Delft (NL), 22 august 22 – september 27 2015
INterior – EXterior – FOUR landmarks
Arts Centre Kadmium once again is searching for its place. By moving to the Prinsenkwartier, we find ourselves in a former convent building, as the close neighbors of several arts organizations, including Museum Prinsenhof. This presents the challenge to look and consider ones place. How do we work together? How do we differentiate ourselves? Can we, at this new location, reach a new audience? How can we be a significant factor in the Delft art scene?

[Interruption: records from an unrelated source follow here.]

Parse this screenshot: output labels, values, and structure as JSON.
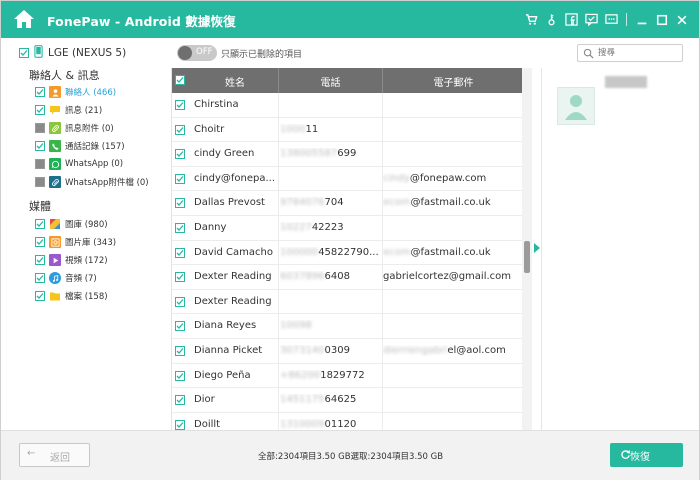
{
  "titlebar": {
    "title": "FonePaw - Android 數據恢復",
    "icons": [
      "home-icon",
      "cart-icon",
      "key-icon",
      "facebook-icon",
      "feedback-icon",
      "chat-icon",
      "minimize-icon",
      "maximize-icon",
      "close-icon"
    ],
    "color": "#27b9a0"
  },
  "sidebar": {
    "device": "LGE (NEXUS 5)",
    "section1": "聯絡人 & 訊息",
    "section1_items": [
      {
        "label": "聯絡人 (466)",
        "icon": "contacts-icon",
        "active": true,
        "checked": true
      },
      {
        "label": "訊息 (21)",
        "icon": "message-icon",
        "active": false,
        "checked": true
      },
      {
        "label": "訊息附件 (0)",
        "icon": "attachment-icon",
        "active": false,
        "checked": false
      },
      {
        "label": "通話記錄 (157)",
        "icon": "call-log-icon",
        "active": false,
        "checked": true
      },
      {
        "label": "WhatsApp (0)",
        "icon": "whatsapp-icon",
        "active": false,
        "checked": false
      },
      {
        "label": "WhatsApp附件檔 (0)",
        "icon": "whatsapp-attachment-icon",
        "active": false,
        "checked": false
      }
    ],
    "section2": "媒體",
    "section2_items": [
      {
        "label": "圖庫 (980)",
        "icon": "gallery-icon",
        "checked": true
      },
      {
        "label": "圖片庫 (343)",
        "icon": "picture-library-icon",
        "checked": true
      },
      {
        "label": "視頻 (172)",
        "icon": "video-icon",
        "checked": true
      },
      {
        "label": "音頻 (7)",
        "icon": "audio-icon",
        "checked": true
      },
      {
        "label": "檔案 (158)",
        "icon": "document-icon",
        "checked": true
      }
    ]
  },
  "toolbar": {
    "toggle_text": "OFF",
    "toggle_label": "只顯示已刪除的項目",
    "search_placeholder": "搜尋"
  },
  "table": {
    "headers": [
      "姓名",
      "電話",
      "電子郵件"
    ],
    "rows": [
      {
        "name": "Chirstina",
        "phone": "",
        "email": "",
        "phone_blur": "",
        "email_blur": ""
      },
      {
        "name": "Choitr",
        "phone": "11",
        "email": "",
        "phone_blur": "1000",
        "email_blur": ""
      },
      {
        "name": "cindy Green",
        "phone": "699",
        "email": "",
        "phone_blur": "138005587",
        "email_blur": ""
      },
      {
        "name": "cindy@fonepa...",
        "phone": "",
        "email": "@fonepaw.com",
        "phone_blur": "",
        "email_blur": "cindy"
      },
      {
        "name": "Dallas Prevost",
        "phone": "704",
        "email": "@fastmail.co.uk",
        "phone_blur": "9784076",
        "email_blur": "ecom"
      },
      {
        "name": "Danny",
        "phone": "42223",
        "email": "",
        "phone_blur": "10227",
        "email_blur": ""
      },
      {
        "name": "David Camacho",
        "phone": "45822790...",
        "email": "@fastmail.co.uk",
        "phone_blur": "100000",
        "email_blur": "ecom"
      },
      {
        "name": "Dexter Reading",
        "phone": "6408",
        "email": "gabrielcortez@gmail.com",
        "phone_blur": "6037896",
        "email_blur": ""
      },
      {
        "name": "Dexter Reading",
        "phone": "",
        "email": "",
        "phone_blur": "",
        "email_blur": ""
      },
      {
        "name": "Diana Reyes",
        "phone": "",
        "email": "",
        "phone_blur": "10098",
        "email_blur": ""
      },
      {
        "name": "Dianna Picket",
        "phone": "0309",
        "email": "el@aol.com",
        "phone_blur": "3073140",
        "email_blur": "dierriengabri"
      },
      {
        "name": "Diego Peña",
        "phone": "1829772",
        "email": "",
        "phone_blur": "+86200",
        "email_blur": ""
      },
      {
        "name": "Dior",
        "phone": "64625",
        "email": "",
        "phone_blur": "1451175",
        "email_blur": ""
      },
      {
        "name": "Doillt",
        "phone": "01120",
        "email": "",
        "phone_blur": "1310009",
        "email_blur": ""
      }
    ]
  },
  "bottombar": {
    "back_label": "返回",
    "summary": "全部:2304項目3.50 GB選取:2304項目3.50 GB",
    "restore_label": "恢復"
  }
}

Kadmium of course investigates this through artistic means. With exhibitions like INterior – EXterior which consider the term ‘to move’ in a broader context. Where one lands and is found perching on a well-planned spot, the other is set unintentionally adrift. Coby Brinkers is the curator of the exhibition and has approached four artists to translate these thoughts into a concrete form.
The journey to another space begins with ‘Rainbow Station‘ from Daan Roosegaarde, a projection he made for the 125-year old building of the Central Station in Amsterdam. For this projection he uses a liquid crystal technology that has been recently developed by astronomers at the University of Leiden. The work represents the magical color spectrum that is hidden in ordinary light and is visible only in exceptional circumstances, unfolding – just – on the border between day and night.
The journey to another destination is not without danger. Trudy Kunkeler evokes the courage of seventeenth-century navigators who, with only rudimentary maps to guide them, went out to meet the immeasurable. Her ceramic Maritime Landscape appears as a constantly repeated poll of length, width, depth and height. The one who travels from A to B must also be able to determine their location.
Mark de Weijer tunes his work to its specific location. He explores the space – the almost abstract remnants of a former convent building – and translates it into paper wall coverings. The handmade sheets, coming from a water mill , are applied with thin layers of watercolor paint to achieve colour. Together, wall and paper create the picture, which urges us to take time for the perception of color and space.
Who lived in earlier time at this location in Delft? Janneke Kornet explored the special history of three generations of women associated with the Prinsenhof. Anna of Saxony, the second wife of William of Orange; their daughter Emilia of Nassau and her daughters, the Princesses of Portugal. What kind of lives did these women lead?